Hawkins and Jones (2013) focused on one small aspect of Callendar’s work: his compilation of World Weather Records station temperature data into zonal and global temperature anomalies, in effect, delimiting Callendar, whose contribution was much more diverse, as a sort of John the Baptist of temperature accountancy, merely preparing the way for Phil Jones.

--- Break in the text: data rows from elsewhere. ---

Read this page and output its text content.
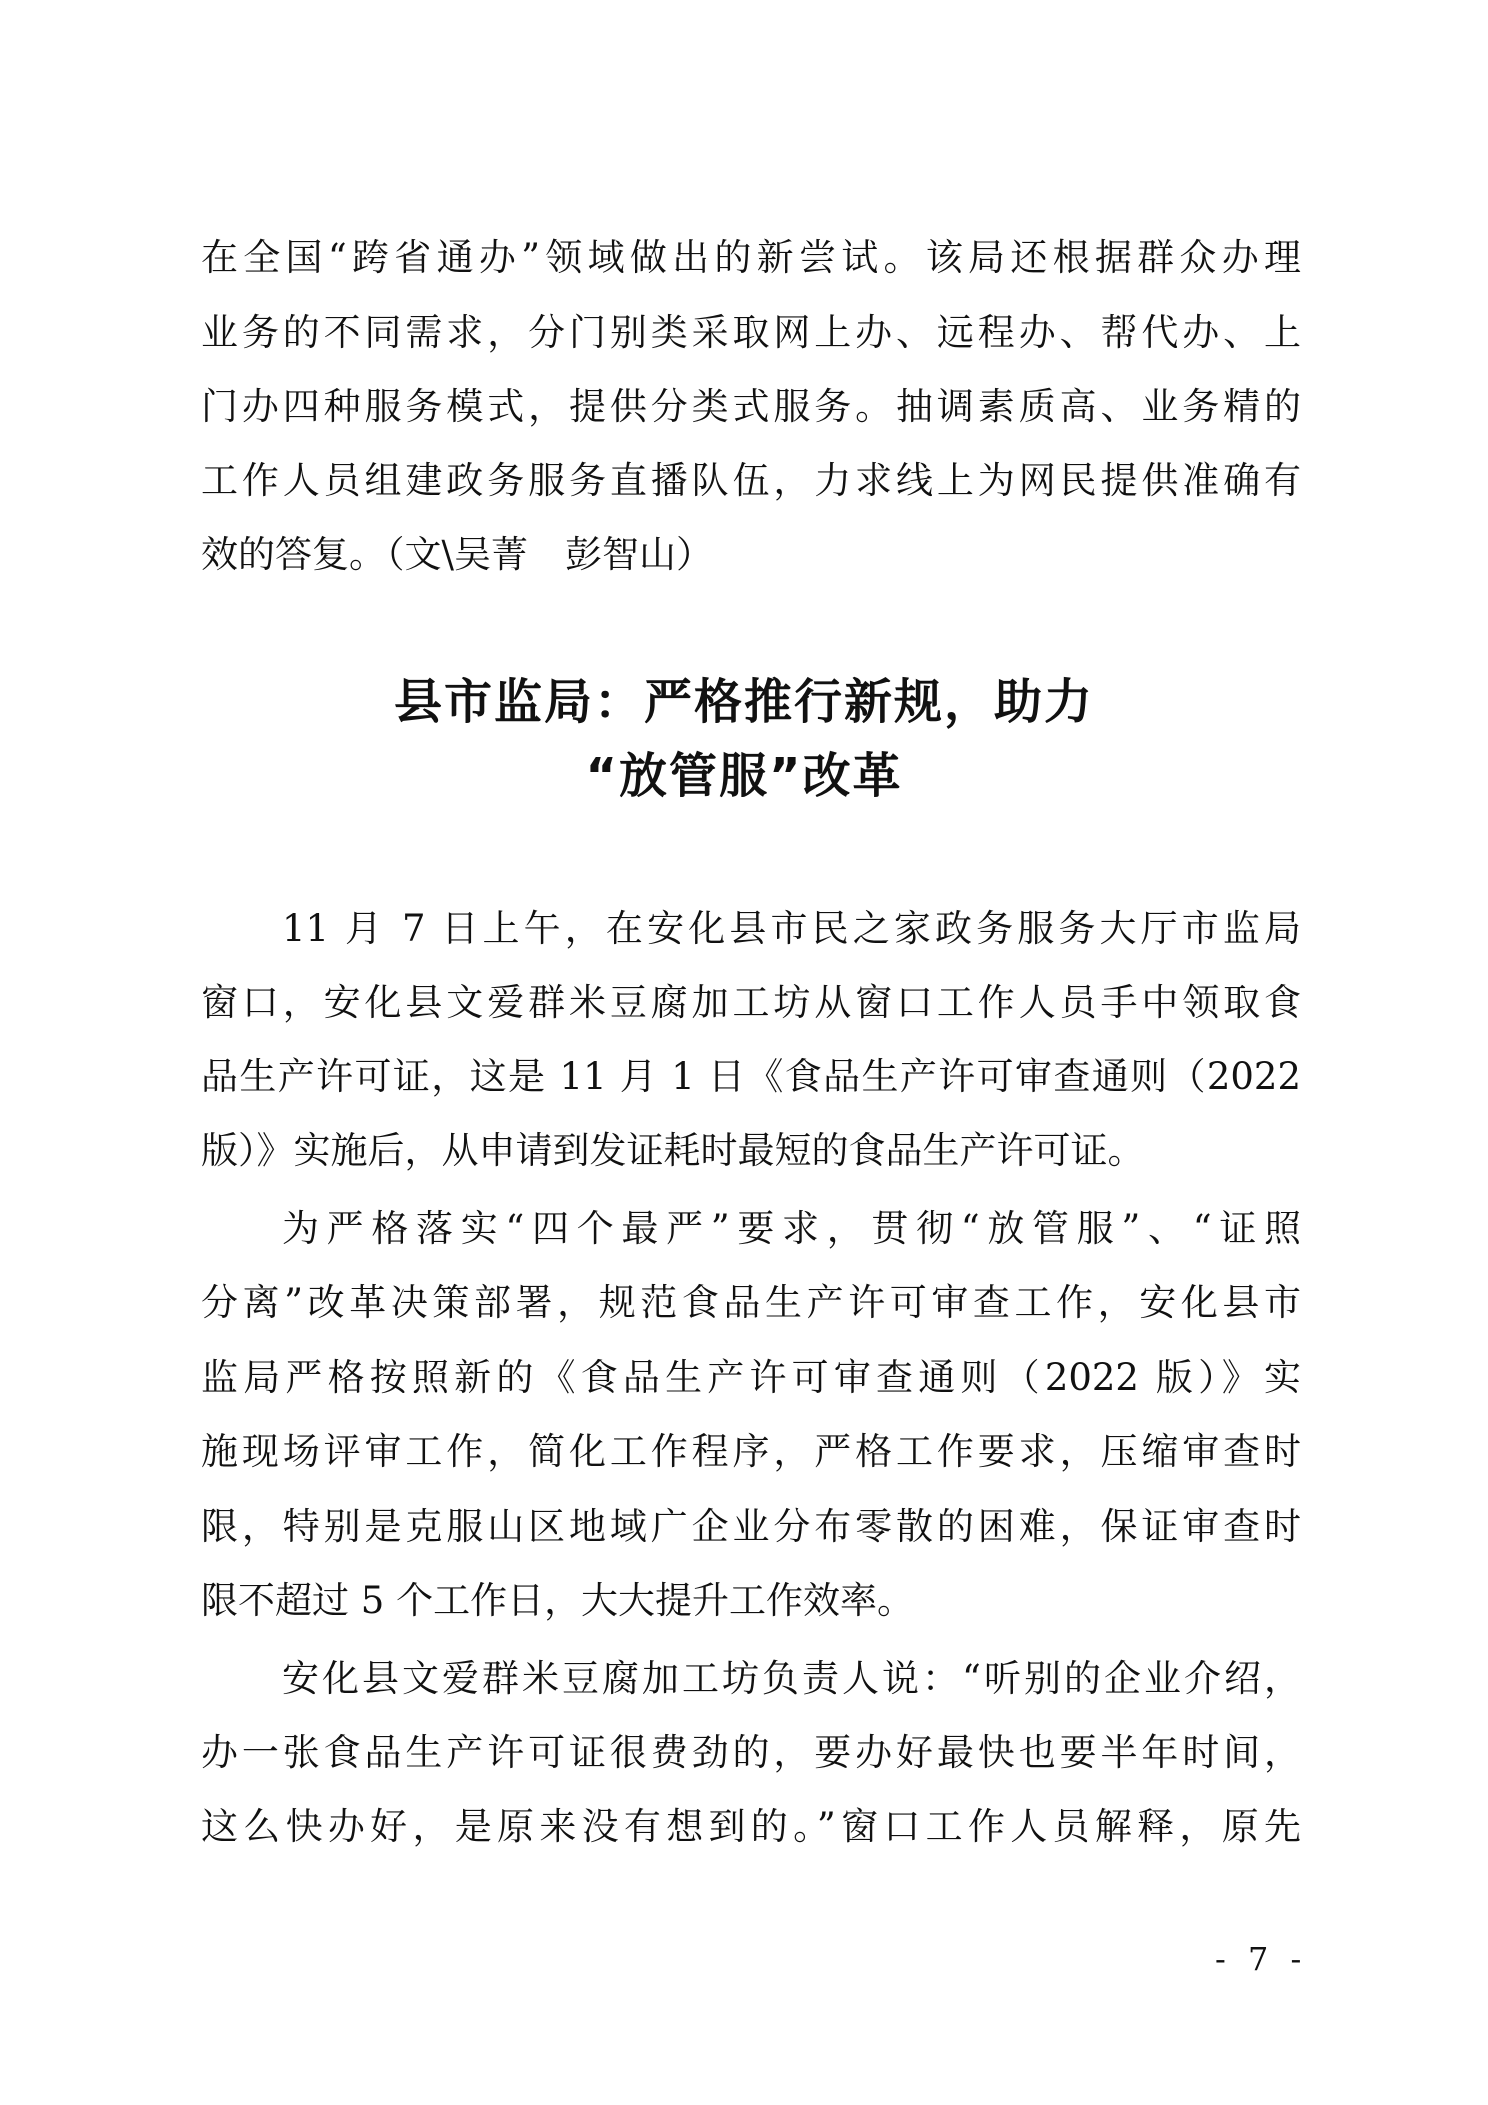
在全国“跨省通办”领域做出的新尝试。该局还根据群众办理
业务的不同需求，分门别类采取网上办、远程办、帮代办、上
门办四种服务模式，提供分类式服务。抽调素质高、业务精的
工作人员组建政务服务直播队伍，力求线上为网民提供准确有
效的答复。（文\吴菁　彭智山）
县市监局：严格推行新规，助力
“放管服”改革
11 月 7 日上午，在安化县市民之家政务服务大厅市监局
窗口，安化县文爱群米豆腐加工坊从窗口工作人员手中领取食
品生产许可证，这是 11 月 1 日《食品生产许可审查通则（2022
版）》实施后，从申请到发证耗时最短的食品生产许可证。
为严格落实“四个最严”要求，贯彻“放管服”、“证照
分离”改革决策部署，规范食品生产许可审查工作，安化县市
监局严格按照新的《食品生产许可审查通则（2022 版）》实
施现场评审工作，简化工作程序，严格工作要求，压缩审查时
限，特别是克服山区地域广企业分布零散的困难，保证审查时
限不超过 5 个工作日，大大提升工作效率。
安化县文爱群米豆腐加工坊负责人说：“听别的企业介绍，
办一张食品生产许可证很费劲的，要办好最快也要半年时间，
这么快办好，是原来没有想到的。”窗口工作人员解释，原先
- 7 -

They noted that Callendar was “meticulous” in his work, an adjective that future historians will find hard to apply to present-day CRU. Hawkins and Jones observed that Callendar’s original working papers and station histories had been carefully preserved (at the University of East Anglia). The preservation of Callendar’s original work at East Anglia seems all the more remarkable given that Jones’ CRU notoriously reported that it had failed to preserve the original CRUTEM station data supposedly because of insufficient computer storage – an excuse that ought to have been soundly rejected by the climate community at the time, but which seems even more laughable given the preservation of Callendar’s records.
Postscript2: “Were Callendar’s Estimates Accurate?” is in the background to Richard Allen’s pod-snippet linked by Bishop Hill here. The screenshot in the background appears to be from the poster presentation by Hawkins and Jones – an odd choice of background.